June 29, 2015

Griffin Capital Essential Asset REIT II Acquires $81.4 Million Corporate Headquarters Facility in Parsippany, New Jersey

El Segundo, Calif. (June 29, 2015) – Griffin Capital Corporation (“Griffin Capital”) announced today, on behalf of Griffin Capital Essential Asset REIT II, Inc. (the “REIT”), the acquisition of the 203,506 square-foot, Wyndham Worldwide (“Tenant”) corporate headquarters facility in Parsippany, New Jersey (“Property”) from an affiliate of Mack-Cali Realty Corporation (NYSE: CLI). The Property is 100% leased to Wyndham Worldwide Operations with a guarantee from the parent company, Wyndham Worldwide Corporation, which has an investment grade credit rating of ‘BBB-‘ from S&P and is one of the world’s largest hospitality companies. The Tenant has a remaining lease term of over 14 years with annual base rental rate increases of 1.75% and no termination or contraction options. The Tenant has been an occupant at the Property since it was constructed as a build-to-suit in 2013.   The Property is located in the Mack-Cali Business Campus adjacent to 22 Sylvan Way, which is the second half of the Tenant’s headquarters campus purchased by another REIT sponsored by Griffin Capital, Griffin Capital Essential Asset REIT, Inc., in April 2014.

Combined, year-to-date acquisitions for the REIT total over $328 million in purchase price with a weighted average remaining lease term of over 10.5 years.

Commenting on the acquisition, Robert Corry, Griffin Capital’s Managing Director of Acquisitions said, “Given the Tenant’s 20+ year history in the Mack-Cali Business Campus, the recent construction of the Property and the Tenant’s capital investment into the Property, we believe Wyndham will continue to find the Property attractive as its headquarters for the foreseeable future.”

Michael Escalante, Griffin Capital’s Chief Investment Officer added, “Given the investment grade credit quality of the tenant, long-dated lease with annual rental rate increases, and strategic location in the largest metropolitan area in the United States, this acquisition is an excellent addition to our REIT’s institutional-quality portfolio.”

About Griffin Capital Essential Asset REIT II and Griffin Capital Corporation
Griffin Capital Essential Asset REIT II, Inc. is a publicly registered non-traded REIT with a portfolio that currently includes 10 office properties totaling approximately 2.0 million rentable square feet and asset value of over $328 million.  Led by senior executives each with more than two decades of real estate experience collectively encompassing over $20 billion of transaction value and more than 650 transactions, Griffin Capital and its affiliates have acquired or constructed approximately 40 million square feet of space since 1995. Griffin Capital and its affiliates manage, sponsor and/or co-sponsor a portfolio consisting of approximately 25.0 million square feet of space, located in 29 states, representing approximately $4.1 billion in asset value. Additional information about Griffin Capital is available at www.griffincapital.com.
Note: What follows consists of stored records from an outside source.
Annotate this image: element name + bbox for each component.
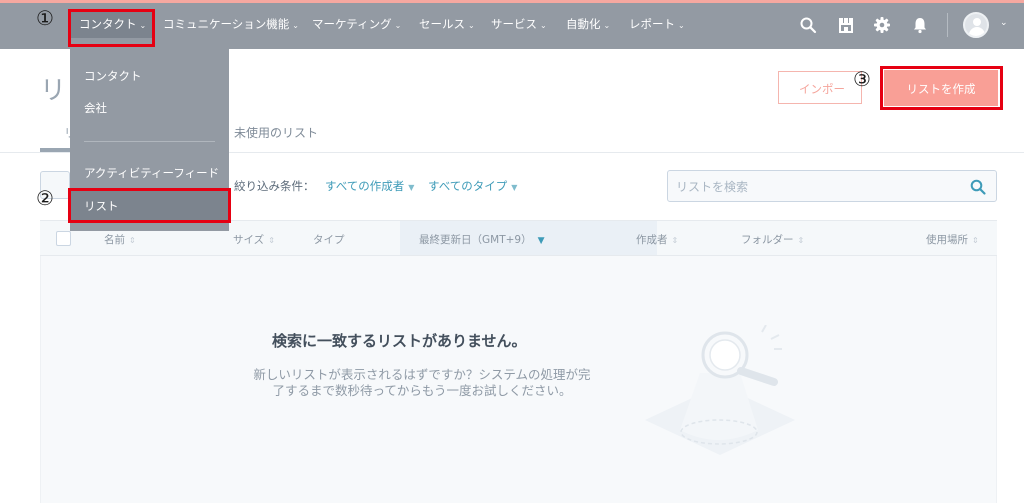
sort-icon: ⇕	[797, 236, 805, 245]
chevron-down-icon: ⌄	[292, 21, 299, 30]
chevron-down-icon: ⌄	[139, 21, 147, 30]
nav-service-label: サービス	[491, 17, 537, 31]
column-header-last-updated[interactable]: 最終更新日（GMT+9） ▼	[419, 232, 545, 247]
magnifier-illustration	[645, 325, 795, 455]
nav-automation-label: 自動化	[566, 17, 601, 31]
column-header-used-in[interactable]: 使用場所 ⇕	[926, 232, 979, 247]
nav-automation[interactable]: 自動化 ⌄	[566, 16, 610, 32]
nav-conversations[interactable]: コミュニケーション機能 ⌄	[163, 16, 299, 32]
column-header-creator[interactable]: 作成者 ⇕	[636, 232, 678, 247]
creator-filter-dropdown[interactable]: すべての作成者 ▼	[325, 178, 414, 194]
column-size-label: サイズ	[233, 234, 265, 246]
column-header-size[interactable]: サイズ ⇕	[233, 232, 275, 247]
column-name-label: 名前	[104, 234, 125, 246]
nav-sales[interactable]: セールス ⌄	[419, 16, 475, 32]
column-used-in-label: 使用場所	[926, 234, 968, 246]
empty-state-description-line1: 新しいリストが表示されるはずですか？システムの処理が完	[253, 367, 591, 382]
nav-marketing[interactable]: マーケティング ⌄	[312, 16, 401, 32]
dropdown-item-lists[interactable]: リスト	[84, 198, 119, 214]
search-box	[667, 170, 997, 202]
chevron-down-icon[interactable]: ⌄	[1000, 18, 1008, 28]
chevron-down-icon: ⌄	[603, 21, 611, 30]
nav-reports-label: レポート	[629, 17, 675, 31]
avatar-head	[973, 18, 981, 26]
avatar[interactable]	[963, 12, 989, 38]
bell-icon[interactable]	[911, 16, 929, 34]
column-header-type: タイプ	[313, 232, 345, 247]
nav-conversations-label: コミュニケーション機能	[163, 17, 290, 31]
chevron-down-icon: ⌄	[468, 21, 475, 30]
empty-state-description-line2: 了するまで数秒待ってからもう一度お試しください。	[272, 383, 572, 398]
create-list-button[interactable]: リストを作成	[884, 70, 998, 106]
page-title: リ	[40, 76, 67, 106]
column-last-updated-label: 最終更新日（GMT+9）	[419, 234, 532, 246]
type-filter-dropdown[interactable]: すべてのタイプ ▼	[428, 178, 517, 194]
sort-icon: ⇕	[671, 236, 679, 245]
top-accent-strip	[0, 0, 1024, 3]
nav-sales-label: セールス	[419, 17, 465, 31]
caret-down-icon: ▼	[511, 183, 518, 192]
nav-divider	[947, 13, 948, 37]
search-icon[interactable]	[799, 16, 817, 34]
column-header-name[interactable]: 名前 ⇕	[104, 232, 136, 247]
type-filter-label: すべてのタイプ	[428, 179, 508, 193]
column-type-label: タイプ	[313, 234, 345, 246]
avatar-body	[969, 27, 985, 36]
nav-service[interactable]: サービス ⌄	[491, 16, 547, 32]
step-marker-3: ③	[853, 67, 871, 91]
chevron-down-icon: ⌄	[678, 21, 685, 30]
tab-unused-lists[interactable]: 未使用のリスト	[234, 124, 318, 141]
caret-down-icon: ▼	[408, 183, 415, 192]
step-marker-2: ②	[36, 186, 54, 210]
marketplace-icon[interactable]	[837, 16, 855, 34]
contacts-dropdown-menu: コンタクト 会社 アクティビティーフィード リスト	[70, 49, 229, 231]
creator-filter-label: すべての作成者	[325, 179, 405, 193]
dropdown-item-contacts[interactable]: コンタクト	[84, 68, 142, 84]
sort-icon: ⇕	[268, 236, 275, 245]
nav-marketing-label: マーケティング	[312, 17, 392, 31]
sort-icon: ⇕	[972, 236, 979, 245]
nav-reports[interactable]: レポート ⌄	[629, 16, 685, 32]
select-all-checkbox[interactable]	[56, 231, 71, 246]
search-input[interactable]	[676, 177, 956, 197]
column-creator-label: 作成者	[636, 234, 668, 246]
dropdown-divider	[84, 141, 215, 142]
nav-contacts-label: コンタクト	[79, 17, 137, 31]
empty-state-description: 新しいリストが表示されるはずですか？システムの処理が完 了するまで数秒待ってから…	[232, 367, 612, 399]
step-marker-1: ①	[36, 6, 54, 30]
chevron-down-icon: ⌄	[540, 21, 547, 30]
dropdown-item-activity-feed[interactable]: アクティビティーフィード	[84, 165, 219, 181]
column-header-folder[interactable]: フォルダー ⇕	[741, 232, 804, 247]
import-button[interactable]: インポー	[778, 71, 862, 104]
dropdown-item-companies[interactable]: 会社	[84, 100, 107, 116]
nav-contacts[interactable]: コンタクト ⌄	[71, 11, 153, 38]
chevron-down-icon: ⌄	[394, 21, 402, 30]
filter-label: 絞り込み条件：	[234, 179, 315, 193]
sort-icon: ⇕	[129, 236, 136, 245]
sort-desc-icon: ▼	[537, 236, 545, 246]
search-icon[interactable]	[969, 178, 987, 196]
empty-state-title: 検索に一致するリストがありません。	[272, 332, 527, 350]
top-nav-bar: コンタクト ⌄ コミュニケーション機能 ⌄ マーケティング ⌄ セールス ⌄ サービス ⌄…	[0, 0, 1024, 49]
gear-icon[interactable]	[873, 16, 891, 34]
column-folder-label: フォルダー	[741, 234, 794, 246]
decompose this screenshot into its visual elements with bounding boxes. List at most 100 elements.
This press release may contain certain forward-looking statements within the meaning of Section 27A of the Securities Act of 1933, as amended, and Section 21E of the Securities Exchange Act of 1934, as amended. Such forward-looking statements can generally be identified by our use of forward-looking terminology such as “may,” “will,” “expect,” “intend,” “anticipate,” “estimate,” “believe,” “continue,” or other similar words. Because such statements include risks, uncertainties and contingencies, actual results may differ materially from the expectations, intentions, beliefs, plans or predictions of the future expressed or implied by such forward-looking statements. These risks, uncertainties and contingencies include, but are not limited to: uncertainties relating to changes in general economic and real estate conditions; uncertainties relating to the implementation of our real estate investment strategy; uncertainties relating to financing availability and capital proceeds; uncertainties relating to the closing of property acquisitions; uncertainties related to the timing and availability of distributions; and other risk factors as outlined in GCEAR’s Form 10-K. This is neither an offer nor a solicitation to purchase securities.